In his 2012 book “Running with the Mind of Meditation: Lessons for Training Body and Mind,” Tibetan Buddhist leader Sakyong Mipham made the case that the benefits of meditation, normally achieved by sitting erect and motionless, can be achieved on the run.
“The body benefits from movement, and the mind benefits from stillness,” Mipham writes in a book that made Competitor.com’s list of the 25 greatest running books of all time. To coordinate the two is an exercise in efficiency — and wellness.
When the first running boom hit the U.S. in the 1970s, few people exercised strenuously unless they were professional athletes.
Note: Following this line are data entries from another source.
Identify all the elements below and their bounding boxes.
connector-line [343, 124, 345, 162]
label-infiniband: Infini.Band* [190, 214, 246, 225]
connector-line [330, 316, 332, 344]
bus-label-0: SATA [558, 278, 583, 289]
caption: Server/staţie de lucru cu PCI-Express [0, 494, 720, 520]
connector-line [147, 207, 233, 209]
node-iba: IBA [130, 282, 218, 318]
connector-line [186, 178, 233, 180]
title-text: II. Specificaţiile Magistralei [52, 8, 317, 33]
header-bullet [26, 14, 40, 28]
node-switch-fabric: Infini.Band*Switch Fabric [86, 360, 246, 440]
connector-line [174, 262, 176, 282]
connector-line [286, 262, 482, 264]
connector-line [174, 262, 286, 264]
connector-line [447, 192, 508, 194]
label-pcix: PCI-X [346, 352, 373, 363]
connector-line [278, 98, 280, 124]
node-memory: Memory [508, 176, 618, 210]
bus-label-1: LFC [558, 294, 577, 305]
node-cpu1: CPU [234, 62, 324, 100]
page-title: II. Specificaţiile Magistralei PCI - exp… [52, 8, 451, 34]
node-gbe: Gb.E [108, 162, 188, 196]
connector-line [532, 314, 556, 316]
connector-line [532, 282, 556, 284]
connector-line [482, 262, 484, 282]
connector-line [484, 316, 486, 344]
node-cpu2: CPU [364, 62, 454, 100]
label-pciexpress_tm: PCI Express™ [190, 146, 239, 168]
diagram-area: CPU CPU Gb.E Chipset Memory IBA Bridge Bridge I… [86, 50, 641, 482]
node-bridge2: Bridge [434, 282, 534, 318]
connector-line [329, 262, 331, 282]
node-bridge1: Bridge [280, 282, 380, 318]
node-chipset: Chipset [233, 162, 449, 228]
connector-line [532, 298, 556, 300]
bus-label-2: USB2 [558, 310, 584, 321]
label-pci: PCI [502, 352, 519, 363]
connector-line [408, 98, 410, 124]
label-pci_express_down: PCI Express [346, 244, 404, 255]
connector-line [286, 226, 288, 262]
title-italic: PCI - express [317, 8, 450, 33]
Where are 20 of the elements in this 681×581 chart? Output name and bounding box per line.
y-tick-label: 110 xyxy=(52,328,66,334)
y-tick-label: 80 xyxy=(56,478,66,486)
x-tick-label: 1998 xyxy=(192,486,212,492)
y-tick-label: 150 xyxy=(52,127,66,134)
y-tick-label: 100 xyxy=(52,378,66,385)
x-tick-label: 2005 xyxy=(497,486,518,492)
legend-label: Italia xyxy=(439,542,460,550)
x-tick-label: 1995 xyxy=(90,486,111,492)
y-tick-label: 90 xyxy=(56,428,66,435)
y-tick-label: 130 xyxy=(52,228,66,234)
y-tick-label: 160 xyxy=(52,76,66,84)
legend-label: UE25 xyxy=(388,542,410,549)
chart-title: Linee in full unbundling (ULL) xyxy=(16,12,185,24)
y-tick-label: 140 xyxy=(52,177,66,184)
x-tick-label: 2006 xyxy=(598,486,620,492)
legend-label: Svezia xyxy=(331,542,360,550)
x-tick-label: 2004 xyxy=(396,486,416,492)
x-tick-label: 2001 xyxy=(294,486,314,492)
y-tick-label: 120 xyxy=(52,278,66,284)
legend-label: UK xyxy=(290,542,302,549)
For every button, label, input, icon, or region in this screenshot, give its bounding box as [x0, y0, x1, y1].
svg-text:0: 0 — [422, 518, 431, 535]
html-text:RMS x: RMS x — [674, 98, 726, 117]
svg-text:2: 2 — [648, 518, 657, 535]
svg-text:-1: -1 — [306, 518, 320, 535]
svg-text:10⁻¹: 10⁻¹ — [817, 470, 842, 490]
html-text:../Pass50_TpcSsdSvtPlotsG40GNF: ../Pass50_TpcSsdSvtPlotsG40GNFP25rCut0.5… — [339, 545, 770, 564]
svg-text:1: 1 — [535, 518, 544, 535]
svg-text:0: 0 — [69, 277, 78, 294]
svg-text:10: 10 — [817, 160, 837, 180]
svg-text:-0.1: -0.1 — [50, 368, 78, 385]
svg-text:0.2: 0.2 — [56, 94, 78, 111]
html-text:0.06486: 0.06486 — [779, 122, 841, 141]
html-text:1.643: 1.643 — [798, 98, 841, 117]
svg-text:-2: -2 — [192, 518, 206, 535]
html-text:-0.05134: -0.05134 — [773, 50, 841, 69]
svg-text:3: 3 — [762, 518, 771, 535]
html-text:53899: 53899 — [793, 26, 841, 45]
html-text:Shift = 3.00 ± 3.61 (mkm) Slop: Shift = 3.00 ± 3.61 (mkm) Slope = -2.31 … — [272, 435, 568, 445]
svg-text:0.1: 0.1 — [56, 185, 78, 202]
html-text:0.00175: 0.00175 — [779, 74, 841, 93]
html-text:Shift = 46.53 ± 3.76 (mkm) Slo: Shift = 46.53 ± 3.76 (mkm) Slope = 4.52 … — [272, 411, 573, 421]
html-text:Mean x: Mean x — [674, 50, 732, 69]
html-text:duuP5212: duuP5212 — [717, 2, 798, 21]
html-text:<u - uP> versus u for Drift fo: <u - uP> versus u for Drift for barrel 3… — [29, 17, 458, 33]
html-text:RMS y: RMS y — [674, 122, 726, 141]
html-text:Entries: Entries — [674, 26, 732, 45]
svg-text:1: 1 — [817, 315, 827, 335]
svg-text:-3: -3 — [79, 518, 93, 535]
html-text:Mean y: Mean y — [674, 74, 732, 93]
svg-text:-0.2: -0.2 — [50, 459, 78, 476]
But the U.S. government now urges Americans to exercise vigorously for up to six days a week.
Similarly, meditation was once an alternative practice that has become mainstream. It is recommended by the National Institutes of Health as a therapy for conditions such as chronic pain and insomnia, and for reducing stress and anxiety. Adding exercise doubles the benefit; as Mipham notes: “There is a direct correlation between physical exertion and mental relief.”
So how to achieve it? On his Mindful Running blog, Sandler, who is also known an advocate of barefoot running, suggests that even accomplished runners go slow. “Focus on the breath and your footfalls, as thoughts come up let them go, and build your mental muscles strong.”
Yes, this means the 53 percent of runners who listen to music may need to leave their iPods at home.
When courting transcendence, location matters; it’s not something to seek on a busy road. Fasano prefers the treadmill, while Fish advocates for the trail.
“Seated meditation practitioners may use mantras or rhythmic breathing to help focus the mind and reduce physical tension. Similarly, running creates physical rhythm and breath, which are very helpful in focusing attention on the present moment,” Fish said.